The year 2024 was the hottest on record since 1850, when measurements of global surface temperature began. This information has been released by the Copernicus Climate Change Service (C3S), one of the six services which form the European Union’s Copernicus programme.
According to the C3S report, the global average temperature in 2024 was 1.6°C higher than the pre-industrial level (the average temperature between 1850 and 1900). If we look back in time, each of the last 10 years (2015-2024) was one of the 10 hottest years on record. Preliminary measurements released during 2024 led C3S to predict that 2024 would become the hottest year on record.

Other climate indicators also signalled record levels, the C3S report explains. In terms of temperature, the monthly average temperature increase since July 2023 was, with the exception of July 2024, above 1.5°C. The concentration of CO2 in the atmosphere, which is linked to the use of fossil fuels, has increased by 2.9 parts per million (ppm), reaching it’s record level of 422ppm in 2024.
Commenting on the report’s findings, Carlo Buontempo, director of C3S, said. “Humanity is in charge of its own destiny, but how we respond to the climate challenge should be based on evidence. The future is in our hands – swift and decisive action can still alter the trajectory of our future climate,” he said.
Climate change, caused mainly by the burning of fossil fuels, is leading to rising temperatures and worsening extreme weather events, among many other negative impacts on the stability of oceans, the atmosphere, forests and human life.

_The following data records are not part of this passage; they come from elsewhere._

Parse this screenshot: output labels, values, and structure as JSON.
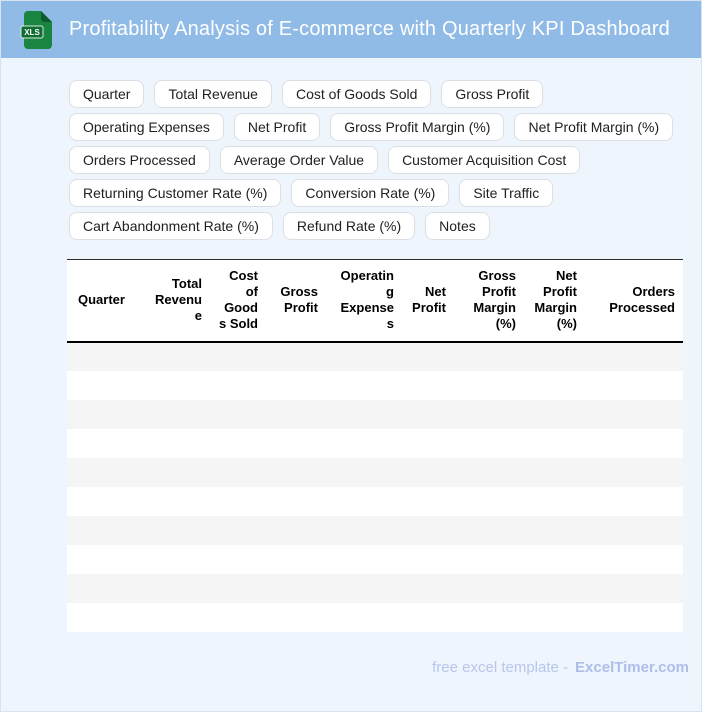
{
  "header": {
    "title": "Profitability Analysis of E-commerce with Quarterly KPI Dashboard",
    "icon_label": "XLS",
    "bar_color": "#8fbbe6",
    "icon_color": "#1a8441"
  },
  "chips": [
    "Quarter",
    "Total Revenue",
    "Cost of Goods Sold",
    "Gross Profit",
    "Operating Expenses",
    "Net Profit",
    "Gross Profit Margin (%)",
    "Net Profit Margin (%)",
    "Orders Processed",
    "Average Order Value",
    "Customer Acquisition Cost",
    "Returning Customer Rate (%)",
    "Conversion Rate (%)",
    "Site Traffic",
    "Cart Abandonment Rate (%)",
    "Refund Rate (%)",
    "Notes"
  ],
  "table": {
    "columns": [
      "Quarter",
      "Total Revenue",
      "Cost of Goods Sold",
      "Gross Profit",
      "Operating Expenses",
      "Net Profit",
      "Gross Profit Margin (%)",
      "Net Profit Margin (%)",
      "Orders Processed"
    ],
    "empty_row_count": 10
  },
  "footer": {
    "text": "free excel template -",
    "brand": "ExcelTimer.com"
  }
}
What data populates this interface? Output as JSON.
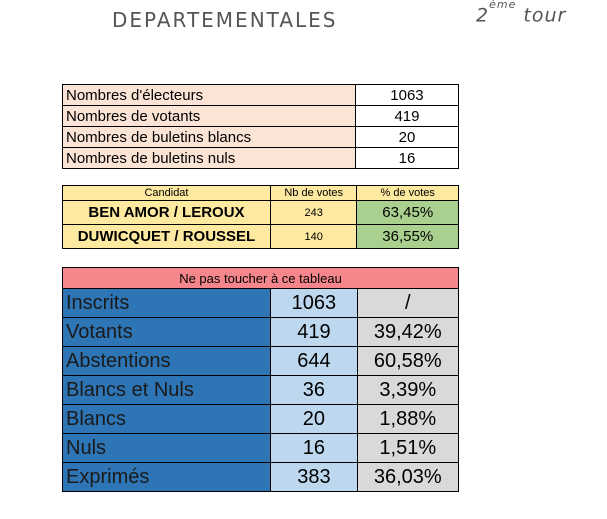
{
  "header": {
    "title": "DEPARTEMENTALES",
    "tour_number": "2",
    "tour_sup": "ème",
    "tour_word": "tour"
  },
  "electeurs": [
    {
      "label": "Nombres d'électeurs",
      "value": "1063"
    },
    {
      "label": "Nombres de votants",
      "value": "419"
    },
    {
      "label": "Nombres de buletins blancs",
      "value": "20"
    },
    {
      "label": "Nombres de buletins nuls",
      "value": "16"
    }
  ],
  "candidats": {
    "headers": [
      "Candidat",
      "Nb de votes",
      "% de votes"
    ],
    "rows": [
      {
        "candidat": "BEN AMOR / LEROUX",
        "votes": "243",
        "pct": "63,45%"
      },
      {
        "candidat": "DUWICQUET / ROUSSEL",
        "votes": "140",
        "pct": "36,55%"
      }
    ]
  },
  "resultats": {
    "header": "Ne pas toucher à ce tableau",
    "rows": [
      {
        "label": "Inscrits",
        "value": "1063",
        "pct": "/"
      },
      {
        "label": "Votants",
        "value": "419",
        "pct": "39,42%"
      },
      {
        "label": "Abstentions",
        "value": "644",
        "pct": "60,58%"
      },
      {
        "label": "Blancs et Nuls",
        "value": "36",
        "pct": "3,39%"
      },
      {
        "label": "Blancs",
        "value": "20",
        "pct": "1,88%"
      },
      {
        "label": "Nuls",
        "value": "16",
        "pct": "1,51%"
      },
      {
        "label": "Exprimés",
        "value": "383",
        "pct": "36,03%"
      }
    ]
  },
  "colors": {
    "peach": "#fbe4d5",
    "yellow": "#fde9a0",
    "green": "#a9d08e",
    "red_header": "#f4868c",
    "blue": "#2e75b6",
    "light_blue": "#bdd7ee",
    "grey": "#d9d9d9"
  }
}
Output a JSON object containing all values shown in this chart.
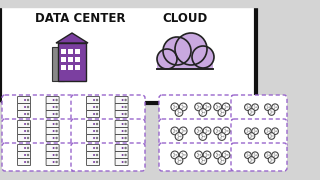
{
  "background_color": "#d4d4d4",
  "panel_bg": "#ffffff",
  "panel_border": "#111111",
  "title_text_left": "DATA CENTER",
  "title_text_right": "CLOUD",
  "title_fontsize": 8.5,
  "title_color": "#111111",
  "purple": "#7B3FA0",
  "purple_light": "#c9a8e0",
  "dashed_border": "#9966CC",
  "server_edge": "#444444",
  "node_edge": "#444444"
}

The annual Conference of Parties (COP) of the United Nations Framework Convention on Climate Change has been working for decades to coordinate and organise action to reduce the effects of climate change. However, the practical impact of these meetings has been marginal, with efforts hampered by economic and power interests.
As the climate crisis worsens, the search for an effective solution has been taken up increasingly by civil society organisations. In recent years, young people all over the world have been protesting in movements such as ‘Fridays for Future‘ and ‘Extinction Rebellion‘. They’ve been looking for a way out of the vicious circle of crises in which the world finds itself, of which the climate crisis is only one.
Related story:
Öcalan’s solution for our crises: Restoring social ethics to politics
The Academy of Democratic Modernity (ADM) has been investigating the ecological problem in capitalism in connection with the thinking of the leader of the Kurdistan Workers’ Party (PKK), Abdullah Öcalan. In a brochure shared in 2024, they wrote: “For Öcalan, the ecological crisis cannot be detached from social conditions. The roots of the ecological crisis, which is intensifying in parallel with the capitalist systemic crisis, should be sought at the beginning of civilisation”.
According to ADM, while it’s important to follow the developments related to the climate and its effects scientifically, the search for a solution to the ecological and climate problem must reach the social field.